Here’s the link to my latest Telegraph Blog piece on Trust, Sovereignty and Reality:
Let’s agree that we need more Trust. How in fact to get it? Can it be "built" or "rebuilt" by clever leaders? Or does it emerge in a mysterious, organic, bottom-up way?
One of Europe’s most engaging high-level fixers is Javier Solana. He sees the answer in getting rid of some old-fashioned notions (my emphasis added):
On the European level, legitimacy is essential and – let’s be realistic – won’t be achieved unless and until Europeans overcome certain antiquated ideas about sovereignty… Citizens must have the feeling that the institutions that govern them account for their interests and make them part of the decision-making process, which implies a union based on rules rather than power.

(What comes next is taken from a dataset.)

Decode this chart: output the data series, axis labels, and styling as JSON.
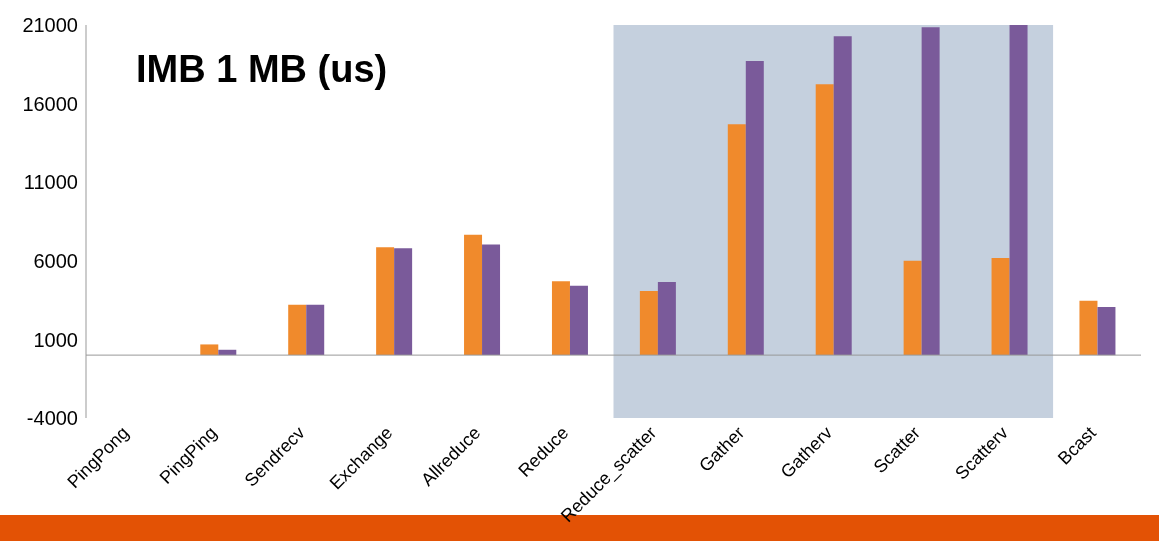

Note the subtle phrasing which tips us over the edge of a slippery slope, away from democracy as hitherto developed. We need to become comfortably numb, "feeling" that the institutions governing us account for our interests and make us part of the decision-making process. Who cares whether in fact those institutions do just that?

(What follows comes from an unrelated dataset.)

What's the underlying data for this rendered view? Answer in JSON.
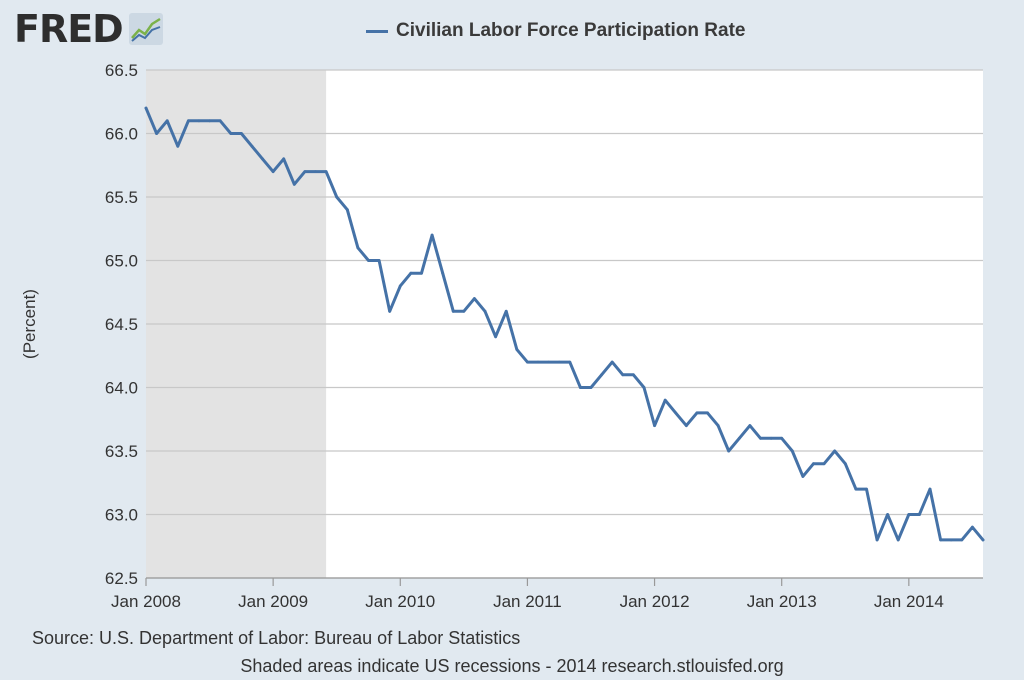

Read the Comments. This one is my very favourite:
Welcome back Charles, the Rolls Royce of DT Bloggers
Maybe this is putting things the wrong way around. People "trust" when there are institutions backing them up – when, if their trust is misplaced, there is some mechanism for redress. Even if it proves illusory as in real life it may, the idea that there is a court of last resort gives people the opportunity to trust. It is is what is missing in most of the world in political and economic spheres, and what creates the opportunities for corruption so visible in some societies.